I was aiming at a pleasant, natural way of farming which results in making the work easier instead of harder. “How about not doing this?” “How about not doing that?” — that was my way of thinking.
I ultimately reached the conclusion that there was no need to plow, no need to apply fertilizer, no need to make compost, no need to use insecticide. When you get right down to it, there are few agricultural practices that are necessary.

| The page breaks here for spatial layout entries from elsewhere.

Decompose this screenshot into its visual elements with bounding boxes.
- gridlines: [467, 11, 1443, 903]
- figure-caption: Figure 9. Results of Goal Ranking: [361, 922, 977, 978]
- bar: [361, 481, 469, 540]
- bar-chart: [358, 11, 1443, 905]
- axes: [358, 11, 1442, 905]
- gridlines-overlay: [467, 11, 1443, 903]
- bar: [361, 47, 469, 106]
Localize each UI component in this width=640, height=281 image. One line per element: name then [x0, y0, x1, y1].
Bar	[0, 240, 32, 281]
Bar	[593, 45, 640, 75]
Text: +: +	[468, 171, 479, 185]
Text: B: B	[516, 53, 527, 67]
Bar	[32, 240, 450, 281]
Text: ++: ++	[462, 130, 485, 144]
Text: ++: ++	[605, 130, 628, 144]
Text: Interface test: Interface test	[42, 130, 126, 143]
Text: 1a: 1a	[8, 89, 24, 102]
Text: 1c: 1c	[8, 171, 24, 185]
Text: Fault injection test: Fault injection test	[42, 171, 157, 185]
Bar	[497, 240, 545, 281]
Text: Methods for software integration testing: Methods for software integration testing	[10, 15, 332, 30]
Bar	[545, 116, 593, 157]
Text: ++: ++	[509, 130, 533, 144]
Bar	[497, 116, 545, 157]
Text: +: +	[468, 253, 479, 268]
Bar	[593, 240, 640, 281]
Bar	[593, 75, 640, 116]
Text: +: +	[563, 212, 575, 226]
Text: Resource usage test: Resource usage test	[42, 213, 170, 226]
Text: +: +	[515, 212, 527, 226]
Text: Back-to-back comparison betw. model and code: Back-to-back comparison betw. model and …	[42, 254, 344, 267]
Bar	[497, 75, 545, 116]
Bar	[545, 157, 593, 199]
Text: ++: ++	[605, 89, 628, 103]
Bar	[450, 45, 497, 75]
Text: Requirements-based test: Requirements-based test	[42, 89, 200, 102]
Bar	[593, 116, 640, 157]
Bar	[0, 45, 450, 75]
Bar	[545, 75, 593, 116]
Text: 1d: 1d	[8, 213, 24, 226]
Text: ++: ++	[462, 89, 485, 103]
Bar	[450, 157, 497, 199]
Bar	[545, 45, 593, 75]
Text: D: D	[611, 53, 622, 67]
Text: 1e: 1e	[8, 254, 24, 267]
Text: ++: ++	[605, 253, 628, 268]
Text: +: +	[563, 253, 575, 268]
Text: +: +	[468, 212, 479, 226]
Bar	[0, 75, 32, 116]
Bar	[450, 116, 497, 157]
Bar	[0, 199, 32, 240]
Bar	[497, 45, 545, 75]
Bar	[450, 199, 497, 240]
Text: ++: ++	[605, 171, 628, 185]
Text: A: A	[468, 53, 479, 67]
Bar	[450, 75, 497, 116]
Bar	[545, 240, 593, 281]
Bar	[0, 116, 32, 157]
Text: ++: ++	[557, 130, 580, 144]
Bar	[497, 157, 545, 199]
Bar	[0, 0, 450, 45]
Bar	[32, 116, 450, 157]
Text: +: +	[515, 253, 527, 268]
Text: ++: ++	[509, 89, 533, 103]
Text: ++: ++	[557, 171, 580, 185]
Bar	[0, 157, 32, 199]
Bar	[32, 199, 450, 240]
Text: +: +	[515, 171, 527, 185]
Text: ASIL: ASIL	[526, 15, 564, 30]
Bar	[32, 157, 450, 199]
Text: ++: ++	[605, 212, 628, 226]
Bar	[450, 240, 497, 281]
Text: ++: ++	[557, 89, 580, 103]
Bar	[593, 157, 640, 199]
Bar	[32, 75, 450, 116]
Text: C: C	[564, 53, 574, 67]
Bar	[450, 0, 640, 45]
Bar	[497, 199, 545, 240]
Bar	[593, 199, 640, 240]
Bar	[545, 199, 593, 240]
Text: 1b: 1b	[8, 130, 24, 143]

The reason that man’s improved techniques seem necessary is that the natural balance has been so badly upset beforehand by those same techniques that the land has become dependent on them.
— Masanobu Fukuoka
Passing of a Pioneer
Though there are literally thousands of books that have been written on sustainability and agriculture, here at the urban homestead we’ve opted to have only a few and the best at that. On our bookshelf contains only a few (handful) basic books that we’ve needed for growing food -many of the titles sitting on our shelves were written decades ago. These “heavy weight” classics are still relevant today despite the overwhelming surge of “light” green and sustainable books.
Farmer D having read Masanobu Fukuoka book, One Straw Revolution, back in the 80’s encouraged us as teenagers to also read it. I found it fascinating that the modern mentality of farming (gardening) being hard and laborious work was in fact such a fatal misconception. The book’s philosophy showed that natural farming was very simple – working with nature not against.
Masanobu Fukuoka, 1913-2008
Long live ‘do-nothing farming’
….Many conventional scientists (such as the one now shaping our nation’s foreign policy with regard to ag development) exude arrogance about humanity’s ability to control “nature”; Fukuoka preached humility
……In our time, small-scale farmers operate under brutal economic pressure — and the resources needed to develop a truly sustainable agriculture too often lie beyond their grasp. So we slog on, doing our best, often falling short.
Fukuoka’s vision offers a beacon, a goal, an ideal to strive for. Making predictions is arrogant, but I’ll venture one anyway: As long as humans are still scratching their sustenance out of the earth, Fukuoka’s work will remain an inspiration.